Located just east of Irvine Park in Chippewa Falls, Erickson Park has long been an underused public amenity. Limited access, overgrown invasive species, and dilapidated buildings were just a few of the reasons residents of this Wisconsin community stayed away from the park. As part of our regional design process, the Ayres design team worked with the City of Chippewa Falls and a local nonprofit to envision a new identity for Erickson Park. Working together, the team developed a plan that had both community and municipal support.
By expanding the project beyond the initial goal of providing a state-of-the-art fishing facility for people with disabilities to include making connections to the greater community, the city received a $851,000 local stewardship grant funded by the federal Land and Water Conservation Fund. Ayres prepared several key portions of the grant application, including the project description and extensive site maps.
The design uses the natural and engaging topography of the site to make a dynamic lakefront park that’s accessible to all. Pavilions, natural vegetation, and an activity lawn provide a nature-themed setting to overlook the lake on the upper portion of the park. Along the edge of the lake is a fully accessible boardwalk, floating docks, and a canoe/kayak launch where people can engage with the water through multiple activities.

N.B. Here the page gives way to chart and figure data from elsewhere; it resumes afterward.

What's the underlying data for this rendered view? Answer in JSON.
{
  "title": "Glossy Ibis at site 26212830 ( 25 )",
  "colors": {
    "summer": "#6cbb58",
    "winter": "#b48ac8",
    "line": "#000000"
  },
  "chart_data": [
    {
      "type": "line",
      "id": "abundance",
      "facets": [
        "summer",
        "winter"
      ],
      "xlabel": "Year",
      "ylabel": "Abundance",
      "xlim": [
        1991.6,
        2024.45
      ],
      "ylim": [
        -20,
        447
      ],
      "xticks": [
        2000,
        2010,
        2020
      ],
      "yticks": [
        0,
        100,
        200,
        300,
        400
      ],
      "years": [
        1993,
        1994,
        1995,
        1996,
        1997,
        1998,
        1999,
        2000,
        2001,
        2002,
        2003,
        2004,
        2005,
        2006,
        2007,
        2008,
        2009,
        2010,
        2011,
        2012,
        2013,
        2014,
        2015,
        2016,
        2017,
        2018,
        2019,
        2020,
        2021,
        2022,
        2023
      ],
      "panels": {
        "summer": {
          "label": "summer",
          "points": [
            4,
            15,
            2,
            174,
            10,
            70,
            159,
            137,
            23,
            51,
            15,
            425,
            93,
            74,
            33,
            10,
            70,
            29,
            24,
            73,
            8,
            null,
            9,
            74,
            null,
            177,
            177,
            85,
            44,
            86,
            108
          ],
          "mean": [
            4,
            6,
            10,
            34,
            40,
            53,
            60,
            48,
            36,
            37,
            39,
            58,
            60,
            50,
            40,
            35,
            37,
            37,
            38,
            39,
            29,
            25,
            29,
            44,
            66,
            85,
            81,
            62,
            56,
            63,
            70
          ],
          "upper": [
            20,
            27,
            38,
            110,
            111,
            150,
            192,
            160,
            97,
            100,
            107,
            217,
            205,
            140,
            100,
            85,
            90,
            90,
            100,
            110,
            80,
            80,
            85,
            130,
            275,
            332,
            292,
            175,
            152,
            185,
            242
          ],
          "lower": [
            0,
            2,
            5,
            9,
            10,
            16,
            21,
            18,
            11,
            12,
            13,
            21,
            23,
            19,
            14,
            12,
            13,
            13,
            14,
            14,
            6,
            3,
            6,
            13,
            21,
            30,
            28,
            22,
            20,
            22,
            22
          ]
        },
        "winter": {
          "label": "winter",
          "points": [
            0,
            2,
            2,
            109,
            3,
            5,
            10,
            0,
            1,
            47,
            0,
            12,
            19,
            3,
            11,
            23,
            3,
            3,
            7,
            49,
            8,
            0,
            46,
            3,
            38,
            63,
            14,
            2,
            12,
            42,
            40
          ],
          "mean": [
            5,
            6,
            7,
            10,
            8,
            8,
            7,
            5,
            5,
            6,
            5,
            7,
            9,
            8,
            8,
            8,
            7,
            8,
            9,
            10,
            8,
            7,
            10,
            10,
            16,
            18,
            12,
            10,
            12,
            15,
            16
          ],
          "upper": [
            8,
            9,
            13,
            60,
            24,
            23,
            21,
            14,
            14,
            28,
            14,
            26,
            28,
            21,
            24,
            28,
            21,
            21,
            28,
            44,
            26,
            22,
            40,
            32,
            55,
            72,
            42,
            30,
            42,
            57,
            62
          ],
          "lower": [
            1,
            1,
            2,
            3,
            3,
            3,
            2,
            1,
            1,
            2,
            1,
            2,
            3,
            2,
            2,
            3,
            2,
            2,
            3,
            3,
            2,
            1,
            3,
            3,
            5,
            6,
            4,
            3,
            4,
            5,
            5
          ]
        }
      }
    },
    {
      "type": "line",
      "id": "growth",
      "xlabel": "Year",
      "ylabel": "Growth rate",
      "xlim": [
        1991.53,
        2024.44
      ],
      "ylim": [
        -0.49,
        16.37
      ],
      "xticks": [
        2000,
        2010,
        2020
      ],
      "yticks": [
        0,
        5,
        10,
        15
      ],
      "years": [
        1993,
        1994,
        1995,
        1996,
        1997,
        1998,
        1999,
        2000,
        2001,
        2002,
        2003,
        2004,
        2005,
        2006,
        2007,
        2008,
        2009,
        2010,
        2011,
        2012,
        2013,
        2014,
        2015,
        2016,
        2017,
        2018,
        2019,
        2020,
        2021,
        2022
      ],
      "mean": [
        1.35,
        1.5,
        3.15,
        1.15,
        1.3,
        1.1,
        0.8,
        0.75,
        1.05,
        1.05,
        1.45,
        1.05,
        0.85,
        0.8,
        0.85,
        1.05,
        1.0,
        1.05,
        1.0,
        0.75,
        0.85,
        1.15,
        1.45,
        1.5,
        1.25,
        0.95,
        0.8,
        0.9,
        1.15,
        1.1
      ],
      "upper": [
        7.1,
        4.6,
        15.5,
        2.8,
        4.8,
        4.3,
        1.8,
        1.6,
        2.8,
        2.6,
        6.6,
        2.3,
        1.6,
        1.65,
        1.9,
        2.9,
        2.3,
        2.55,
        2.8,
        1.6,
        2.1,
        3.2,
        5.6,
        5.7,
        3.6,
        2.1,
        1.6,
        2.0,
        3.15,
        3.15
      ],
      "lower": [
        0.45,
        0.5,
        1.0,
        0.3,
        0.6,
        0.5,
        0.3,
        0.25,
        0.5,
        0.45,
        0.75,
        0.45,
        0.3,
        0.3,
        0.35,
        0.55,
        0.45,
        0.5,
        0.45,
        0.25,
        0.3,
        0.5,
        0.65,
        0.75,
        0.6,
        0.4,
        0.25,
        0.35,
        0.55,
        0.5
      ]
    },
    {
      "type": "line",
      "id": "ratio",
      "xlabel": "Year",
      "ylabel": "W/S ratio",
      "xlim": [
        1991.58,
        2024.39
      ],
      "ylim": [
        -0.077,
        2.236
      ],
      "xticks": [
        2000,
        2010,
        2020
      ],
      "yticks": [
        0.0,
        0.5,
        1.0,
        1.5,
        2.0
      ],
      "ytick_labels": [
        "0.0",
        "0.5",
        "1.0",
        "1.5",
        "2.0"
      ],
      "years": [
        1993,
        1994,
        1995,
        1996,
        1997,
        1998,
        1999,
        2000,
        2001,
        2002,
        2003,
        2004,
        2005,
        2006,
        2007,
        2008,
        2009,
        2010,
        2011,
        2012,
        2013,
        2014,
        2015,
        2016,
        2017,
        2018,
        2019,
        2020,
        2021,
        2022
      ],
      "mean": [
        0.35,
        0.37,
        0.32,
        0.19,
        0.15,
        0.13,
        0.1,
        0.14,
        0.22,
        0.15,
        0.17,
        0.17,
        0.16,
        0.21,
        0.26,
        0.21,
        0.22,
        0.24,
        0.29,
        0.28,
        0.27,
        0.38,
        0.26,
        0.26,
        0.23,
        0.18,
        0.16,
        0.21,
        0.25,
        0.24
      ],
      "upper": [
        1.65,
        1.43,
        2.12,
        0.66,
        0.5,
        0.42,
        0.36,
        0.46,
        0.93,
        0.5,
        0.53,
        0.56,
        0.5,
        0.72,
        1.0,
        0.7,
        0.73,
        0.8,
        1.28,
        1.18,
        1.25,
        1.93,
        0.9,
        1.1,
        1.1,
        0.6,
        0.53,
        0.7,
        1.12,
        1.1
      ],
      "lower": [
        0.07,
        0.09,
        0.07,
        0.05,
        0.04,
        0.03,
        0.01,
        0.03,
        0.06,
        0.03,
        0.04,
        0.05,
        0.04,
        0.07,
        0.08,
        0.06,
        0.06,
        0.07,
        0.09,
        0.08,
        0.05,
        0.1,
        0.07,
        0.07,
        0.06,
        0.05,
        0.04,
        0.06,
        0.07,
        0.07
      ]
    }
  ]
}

As visitors move downstream, several overlooks provide the opportunity to observe the unique natural beauty of this site. A bike path connecting to an elevated boardwalk and bridge provides a much-needed trail connection to Irvine Park and for the first time connects the east side of Duncan Creek with the west side.
Construction was completed in 2019, enabling residents in and around Chippewa Falls to observe and interact with Duncan Creek and Glen Loch Lake from new perspectives.